Beyond poverty alleviation research, a family planning mass media campaign evaluated by IPA was adopted nationally by the Burkina Faso government in 2019. The campaign reached an estimated 80 percent of the population, leading to an additional 225,000 women using contraception. In another example, research on a locally produced mosquito repellent showed households widely used it—whether purchased or received for free—offering an effective way to reduce malaria incidence.
Alongside its research and policy impact, the office also played an important role in building local research capacity. Through initiatives like the Research Collaboration Initiative, young academics gained hands-on experience with rigorous field methods.
"What began as an internship became a launching pad for my professional career as an independent researcher. IPA's support came at a pivotal moment in my academic journey," said Dr. Issoufou Ouedraogo, who completed his PhD in Applied Economics at Norbert Zongo University after interning with IPA in 2022.
The People and Partnerships
Maud Amon-Tanoh, Country Director for Francophone West Africa, reflects on what made IPA Burkina Faso special:
"When I visited the office, I was amazed by how welcoming the people are—the culture, the hospitality. The team had that same warmth and resilience."
She emphasizes the depth of partnerships built over the years:
"The collaboration with ministries, with organizations like UNICEF and Development Media International (DMI)—these relationships were built on years of trust and mutual respect."
“IPA in Burkina Faso represented an important partner for us. We began working together around 2016 and conducted three major studies together. IPA helped us strengthen our capacity to conduct randomized trials. The team consistently demonstrated attention to detail and the ability to solve problems pragmatically when challenges arose in the field,” said Bassirou Kagone, Country Director, DMI.
For Adama Sankoudouma, a Senior Research Associate with IPA Burkina Faso, the experience at the Burkina Faso office reinforced a core conviction: "My time with IPA showed me how scientific rigor can be consistently put at the service of public action. It strengthened my belief that research only has real value when it is useful, contextualized, and accessible—both to decision-makers and to local communities."
A Legacy That Endures
If the work was so successful, the team so dedicated, the partnerships so strong—why close?

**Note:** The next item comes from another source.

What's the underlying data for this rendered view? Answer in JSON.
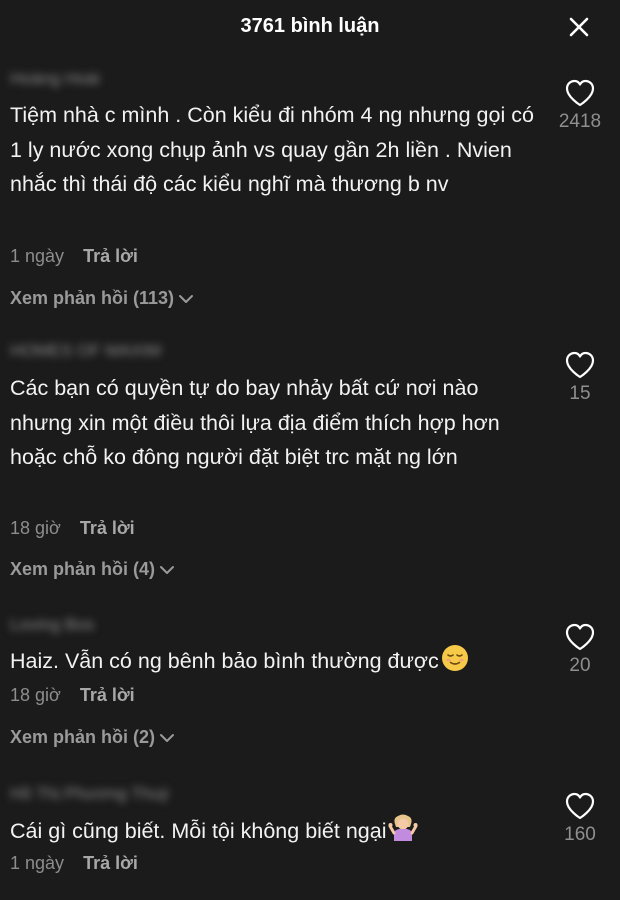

"In a context where development financing is tightening, IPA is making thoughtful, strategic decisions about our geographic footprint to better deliver on our mission and drive real change," explains Claudia Casarotto, IPA's Chief Global Programs Officer.
While the Burkina Faso office is closing, its work continues. IPA's Francophone West Africa office in Côte d'Ivoire will carry forward regional initiatives. Partnerships with implementing partners, academic institutions, and national researchers remain active.
The evidence generated will continue informing policy and practice. The capacity built in young researchers endures. And government programs scaled from Burkina Faso research—like the family planning campaign—still deliver impact.
"We showed that evidence-based policy can survive conflict, adapt to crisis, and still maintain the rigor that makes it trustworthy," Adama reflects. The combination of local teams, committed partners, and rigorous research is the lasting legacy of IPA Burkina Faso.